ECLI:NL:CBB:2024:947

College van Beroep voor het bedrijfsleven

Datum uitspraak
10 december 2024
Publicatiedatum
20 december 2024
Zaaknummer
24/755 en 24/756
Instantie
College van Beroep voor het bedrijfsleven
Type
Uitspraak
Rechtsgebied
Bestuursrecht
Procedures
  • Proces-verbaal
Rechters
Vindplaatsen
  • Rechtspraak.nl
AI samenvatting door LexboostAutomatisch gegenereerd

Afwijzing subsidieaanvragen COVID-19 door minister van Economische Zaken

Op 10 december 2024 heeft het College van Beroep voor het bedrijfsleven uitspraak gedaan in de zaken met nummers 24/755 en 24/756. De ondernemer, handelend onder de naam [naam 2] en gevestigd te [plaats], had aanvragen ingediend voor subsidie op grond van de Regeling subsidie vaste lasten financiering COVID-19 (TVL) voor het tweede en derde kwartaal van 2021. Deze aanvragen werden echter door de minister van Economische Zaken afgewezen, omdat ze buiten de aanvraagperiode waren ingediend.

De ondernemer voerde aan dat hij te maken had met vervelende persoonlijke omstandigheden tijdens de aanvraagperiodes, wat volgens hem een reden zou moeten zijn om de aanvragen alsnog te honoreren. Het College oordeelde echter dat deze omstandigheden niet voldoende waren om de afwijzing van de aanvragen als onevenredig te beschouwen. Het College benadrukte dat de aanvragen twee jaar te laat waren ingediend en dat er geen bewijs was dat het voor de ondernemer onmogelijk was om tijdig contact op te nemen met de minister.

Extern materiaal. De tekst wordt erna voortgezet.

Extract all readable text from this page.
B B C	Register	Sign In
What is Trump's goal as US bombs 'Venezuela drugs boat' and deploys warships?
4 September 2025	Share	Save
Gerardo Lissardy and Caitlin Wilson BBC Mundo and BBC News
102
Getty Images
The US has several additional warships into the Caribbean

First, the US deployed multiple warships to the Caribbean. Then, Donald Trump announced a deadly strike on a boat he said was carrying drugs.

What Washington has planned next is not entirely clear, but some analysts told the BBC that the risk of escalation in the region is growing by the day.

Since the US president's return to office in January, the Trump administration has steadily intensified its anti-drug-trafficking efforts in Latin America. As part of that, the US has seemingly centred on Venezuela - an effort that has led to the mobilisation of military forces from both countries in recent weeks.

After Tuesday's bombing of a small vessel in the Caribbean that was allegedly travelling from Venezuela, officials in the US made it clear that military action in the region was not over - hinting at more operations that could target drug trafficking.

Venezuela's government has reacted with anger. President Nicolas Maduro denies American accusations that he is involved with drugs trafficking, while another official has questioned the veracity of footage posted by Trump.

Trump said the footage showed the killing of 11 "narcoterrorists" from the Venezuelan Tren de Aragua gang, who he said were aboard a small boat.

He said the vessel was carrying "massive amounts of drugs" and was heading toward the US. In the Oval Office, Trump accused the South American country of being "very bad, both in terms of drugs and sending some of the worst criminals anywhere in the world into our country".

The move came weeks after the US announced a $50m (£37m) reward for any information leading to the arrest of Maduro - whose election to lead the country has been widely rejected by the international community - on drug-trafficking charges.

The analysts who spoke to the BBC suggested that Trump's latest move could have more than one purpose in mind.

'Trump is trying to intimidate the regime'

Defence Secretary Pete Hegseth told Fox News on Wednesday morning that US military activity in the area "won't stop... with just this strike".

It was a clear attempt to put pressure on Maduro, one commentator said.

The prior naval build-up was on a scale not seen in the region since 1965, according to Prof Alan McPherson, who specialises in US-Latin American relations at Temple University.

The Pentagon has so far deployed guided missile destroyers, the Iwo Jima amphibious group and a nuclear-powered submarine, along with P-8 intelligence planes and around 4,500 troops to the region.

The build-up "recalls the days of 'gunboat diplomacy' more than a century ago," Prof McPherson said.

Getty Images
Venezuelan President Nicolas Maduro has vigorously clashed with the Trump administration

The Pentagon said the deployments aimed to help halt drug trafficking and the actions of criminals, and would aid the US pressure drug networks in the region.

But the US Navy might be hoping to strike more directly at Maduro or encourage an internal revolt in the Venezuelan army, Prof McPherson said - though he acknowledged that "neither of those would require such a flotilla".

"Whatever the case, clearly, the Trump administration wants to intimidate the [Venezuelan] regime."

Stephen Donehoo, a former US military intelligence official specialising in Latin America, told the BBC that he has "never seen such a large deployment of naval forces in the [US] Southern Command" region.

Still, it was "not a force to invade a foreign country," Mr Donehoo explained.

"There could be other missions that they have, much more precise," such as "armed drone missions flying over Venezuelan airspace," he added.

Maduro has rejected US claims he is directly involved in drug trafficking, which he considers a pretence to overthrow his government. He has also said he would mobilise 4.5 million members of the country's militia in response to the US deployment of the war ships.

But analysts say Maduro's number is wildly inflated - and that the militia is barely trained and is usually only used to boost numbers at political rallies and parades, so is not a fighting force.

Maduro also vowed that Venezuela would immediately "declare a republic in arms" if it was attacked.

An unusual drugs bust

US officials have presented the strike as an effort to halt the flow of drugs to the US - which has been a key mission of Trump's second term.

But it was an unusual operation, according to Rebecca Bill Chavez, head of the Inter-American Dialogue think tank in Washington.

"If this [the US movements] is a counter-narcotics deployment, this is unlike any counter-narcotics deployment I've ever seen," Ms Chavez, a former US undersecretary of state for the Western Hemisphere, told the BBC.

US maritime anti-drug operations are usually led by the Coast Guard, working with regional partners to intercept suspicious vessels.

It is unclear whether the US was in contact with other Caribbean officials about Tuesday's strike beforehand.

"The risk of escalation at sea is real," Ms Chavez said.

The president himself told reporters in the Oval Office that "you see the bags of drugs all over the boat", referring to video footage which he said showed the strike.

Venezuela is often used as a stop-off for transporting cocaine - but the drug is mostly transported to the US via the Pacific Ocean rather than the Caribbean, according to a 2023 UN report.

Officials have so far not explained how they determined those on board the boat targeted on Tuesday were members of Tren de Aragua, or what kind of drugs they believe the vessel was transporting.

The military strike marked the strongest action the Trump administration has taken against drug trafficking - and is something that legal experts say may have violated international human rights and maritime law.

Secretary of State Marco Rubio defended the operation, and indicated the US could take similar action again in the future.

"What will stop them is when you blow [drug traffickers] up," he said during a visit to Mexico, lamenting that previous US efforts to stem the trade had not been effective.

Bovendien had de ondernemer in de tussenliggende periode wel andere TVL-aanvragen ingediend en bezwaar gemaakt tegen de verlening van een subsidie, wat erop wijst dat hij in staat was om met de minister te communiceren. Het College concludeerde dat de minister de aanvragen terecht had afgewezen en verklaarde de beroepen ongegrond. De uitspraak werd mondeling gedaan en is vastgelegd in een proces-verbaal.

Uitspraak

proces-verbaal uitspraak

COLLEGE VAN BEROEP VOOR HET BEDRIJFSLEVEN

zaaknummers: 24/755 en 24/756

proces-verbaal van de mondelinge uitspraak van de enkelvoudige kamer van

Rechter: mr. B. Bastein

Griffier: mr. A.A. Dijk

Partijen

[naam 1] , handelend onder de naam [naam 2] , te [plaats] , (de ondernemer)

en

de minister van Economische Zaken, vertegenwoordigd door mr. H.G.M. Wammes enmr. drs. G.O. Hoeksma

Beslissing

Het College verklaart de beroepen ongegrond.

Overwegingen

De minister heeft de aanvragen van de ondernemer voor subsidie op grond van de Regeling subsidie vaste lasten financiering COVID-19 (TVL) voor Q2 en Q3 van 2021 afgewezen omdat deze buiten de aanvraagperiode zijn ingediend.
De ondernemer heeft in de aanvraagperiodes te maken gehad met vervelende persoonlijke omstandigheden. Dat betekent naar het oordeel van het College echter niet dat het afwijzen van de aanvragen onevenredig is. Daarbij is vooral van belang dat de aanvragen twee jaar te laat zijn ingediend. Het is niet gebleken dat het voor de onderneming al die tijd onmogelijk was om contact op te nemen met de minister. Bovendien heeft de ondernemer in die periode wel andere TVL-aanvragen ingediend, bezwaar gemaakt tegen de verlening van een subsidie en vaststellingsaanvragen ingediend. Dat hij de aanvragen voor Q2 en Q3 van 2021 niet op tijd heeft ingediend, komt daarom voor zijn rekening.
De minister heeft de aanvragen terecht afgewezen. De beroepen zijn ongegrond.